La habilidad que una persona tiene con su mano dominante, ya sea la derecha en los diestros o la izquierda en los zurdos, no estaría determinada por una ventaja natural del cerebro, sino por la práctica acumulada durante toda la vida, según un nuevo estudio científico.
La investigación, publicada el 30 de junio en la revista Proceedings of the National Academy of Sciences (PNAS), concluye que la destreza manual se desarrolla principalmente por el uso constante de una extremidad en tareas cotidianas como escribir, lanzar objetos o utilizar herramientas.
La práctica marca la diferencia
Durante décadas, una de las principales teorías sostenía que un hemisferio del cerebro era naturalmente dominante y, por ello, controlaba con mayor precisión los movimientos de la mano preferida.
Sin embargo, los investigadores encontraron que esa diferencia no es innata, sino que surge a partir de años de entrenamiento y repetición.
«El brazo dominante no es más capaz porque un hemisferio del cerebro simplemente controla mejor el movimiento.
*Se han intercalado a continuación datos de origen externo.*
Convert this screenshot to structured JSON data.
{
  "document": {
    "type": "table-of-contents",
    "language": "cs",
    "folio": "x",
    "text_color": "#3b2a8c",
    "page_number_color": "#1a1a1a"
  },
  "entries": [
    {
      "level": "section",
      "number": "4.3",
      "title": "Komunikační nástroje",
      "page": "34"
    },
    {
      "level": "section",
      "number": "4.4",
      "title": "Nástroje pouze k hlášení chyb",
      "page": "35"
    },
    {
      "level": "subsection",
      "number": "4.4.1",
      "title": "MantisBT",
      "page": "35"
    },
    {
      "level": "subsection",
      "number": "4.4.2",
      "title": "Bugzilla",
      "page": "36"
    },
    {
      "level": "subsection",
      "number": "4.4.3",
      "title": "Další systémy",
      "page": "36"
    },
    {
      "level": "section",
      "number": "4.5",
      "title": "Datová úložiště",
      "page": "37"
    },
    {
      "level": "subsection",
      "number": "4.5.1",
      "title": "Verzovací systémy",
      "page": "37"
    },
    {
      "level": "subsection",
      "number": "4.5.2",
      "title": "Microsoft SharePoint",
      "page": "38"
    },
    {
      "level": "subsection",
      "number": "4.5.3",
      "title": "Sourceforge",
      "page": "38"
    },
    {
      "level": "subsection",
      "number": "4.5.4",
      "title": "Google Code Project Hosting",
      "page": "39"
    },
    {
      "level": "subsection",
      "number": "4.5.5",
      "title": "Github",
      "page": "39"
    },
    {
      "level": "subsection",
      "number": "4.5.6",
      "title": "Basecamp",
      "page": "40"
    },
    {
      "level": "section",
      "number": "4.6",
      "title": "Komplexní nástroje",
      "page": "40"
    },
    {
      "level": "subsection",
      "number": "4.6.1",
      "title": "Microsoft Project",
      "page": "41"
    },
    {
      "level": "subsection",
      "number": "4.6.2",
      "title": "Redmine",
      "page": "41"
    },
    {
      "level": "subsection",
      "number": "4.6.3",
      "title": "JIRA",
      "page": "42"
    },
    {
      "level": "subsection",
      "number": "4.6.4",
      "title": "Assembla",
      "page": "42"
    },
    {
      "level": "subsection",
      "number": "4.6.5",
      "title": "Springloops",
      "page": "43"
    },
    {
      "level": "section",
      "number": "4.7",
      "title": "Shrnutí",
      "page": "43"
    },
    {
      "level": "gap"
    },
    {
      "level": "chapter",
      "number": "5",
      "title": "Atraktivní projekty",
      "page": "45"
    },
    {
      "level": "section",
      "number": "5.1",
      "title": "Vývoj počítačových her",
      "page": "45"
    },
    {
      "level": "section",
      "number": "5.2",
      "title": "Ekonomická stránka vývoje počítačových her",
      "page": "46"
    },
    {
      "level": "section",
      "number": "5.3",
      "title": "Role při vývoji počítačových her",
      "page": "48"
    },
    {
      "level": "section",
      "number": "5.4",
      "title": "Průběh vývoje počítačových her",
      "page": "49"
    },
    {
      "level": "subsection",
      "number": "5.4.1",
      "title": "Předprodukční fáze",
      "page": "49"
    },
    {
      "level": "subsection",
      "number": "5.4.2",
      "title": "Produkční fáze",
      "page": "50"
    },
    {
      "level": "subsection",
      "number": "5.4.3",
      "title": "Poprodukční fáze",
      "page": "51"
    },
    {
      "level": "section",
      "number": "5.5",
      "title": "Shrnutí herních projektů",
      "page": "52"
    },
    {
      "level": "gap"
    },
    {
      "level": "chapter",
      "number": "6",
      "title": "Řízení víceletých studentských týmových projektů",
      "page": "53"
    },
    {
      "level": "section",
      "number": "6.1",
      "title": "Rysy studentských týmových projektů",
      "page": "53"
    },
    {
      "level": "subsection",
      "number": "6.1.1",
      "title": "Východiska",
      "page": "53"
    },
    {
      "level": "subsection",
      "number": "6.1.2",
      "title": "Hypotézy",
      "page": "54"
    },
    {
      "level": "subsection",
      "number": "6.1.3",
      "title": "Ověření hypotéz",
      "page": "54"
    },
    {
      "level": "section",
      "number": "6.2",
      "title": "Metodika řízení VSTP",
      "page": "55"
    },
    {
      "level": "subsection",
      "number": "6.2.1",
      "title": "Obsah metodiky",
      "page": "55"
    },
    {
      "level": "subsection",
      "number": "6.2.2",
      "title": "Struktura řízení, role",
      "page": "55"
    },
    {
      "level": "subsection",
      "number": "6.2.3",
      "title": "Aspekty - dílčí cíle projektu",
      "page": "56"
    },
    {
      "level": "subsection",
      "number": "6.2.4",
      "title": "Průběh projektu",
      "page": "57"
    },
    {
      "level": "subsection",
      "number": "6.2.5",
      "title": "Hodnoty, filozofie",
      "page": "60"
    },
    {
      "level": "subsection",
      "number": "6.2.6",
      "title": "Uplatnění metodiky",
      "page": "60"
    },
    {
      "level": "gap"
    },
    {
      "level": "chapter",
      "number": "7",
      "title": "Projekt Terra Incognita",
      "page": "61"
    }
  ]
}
Es porque hemos pasado toda la vida practicando los movimientos específicos y complicados que exigen las herramientas y la caligrafía», explicó el investigador principal, Ahmet Arac, profesor asistente de Neurología de la Universidad de California en Los Ángeles (UCLA).
Cómo se realizó el estudio
Para comprobar esta hipótesis, los científicos diseñaron una serie de experimentos con adultos sanos utilizando cámaras de captura de movimiento para registrar en tres dimensiones el desplazamiento de ambos brazos.
Los participantes realizaron distintas pruebas:
- Alcanzar un objeto de forma normal.
- Repetir el movimiento con una pesa de aproximadamente dos kilogramos en la muñeca.
- Alcanzar el objetivo sosteniendo una varilla ligera fijada al antebrazo para simular el uso de una herramienta.
Los resultados mostraron que, tanto en los movimientos normales como con peso adicional, el desempeño de ambos brazos era muy similar.
La diferencia apareció únicamente cuando la tarea requería mayor precisión y control, momento en el que la extremidad dominante obtuvo mejores resultados.
La ventaja desaparece al cambiar de herramienta
En una segunda prueba, los voluntarios escribieron letras y números primero con cada mano y luego utilizando un bolígrafo sujeto al codo.
En este caso, la ventaja de la mano dominante desapareció por completo, ya que ninguno de los participantes tenía experiencia escribiendo con esa parte del cuerpo.
Tras un periodo de práctica, ambos codos mejoraron su desempeño de manera similar, lo que refuerza la idea de que la habilidad motora depende del entrenamiento y no de una superioridad natural de un hemisferio cerebral.
Posibles beneficios para la rehabilitación
Los investigadores consideran que estos hallazgos podrían tener importantes aplicaciones en la rehabilitación de personas que han sufrido un accidente cerebrovascular (ictus) o lesiones cerebrales y necesitan recuperar habilidades motoras.
Además, el estudio aporta nueva evidencia sobre la forma en que el cerebro aprende, adapta y perfecciona los movimientos complejos mediante la práctica constante, lo que podría contribuir al desarrollo de nuevas estrategias terapéuticas para la recuperación funcional.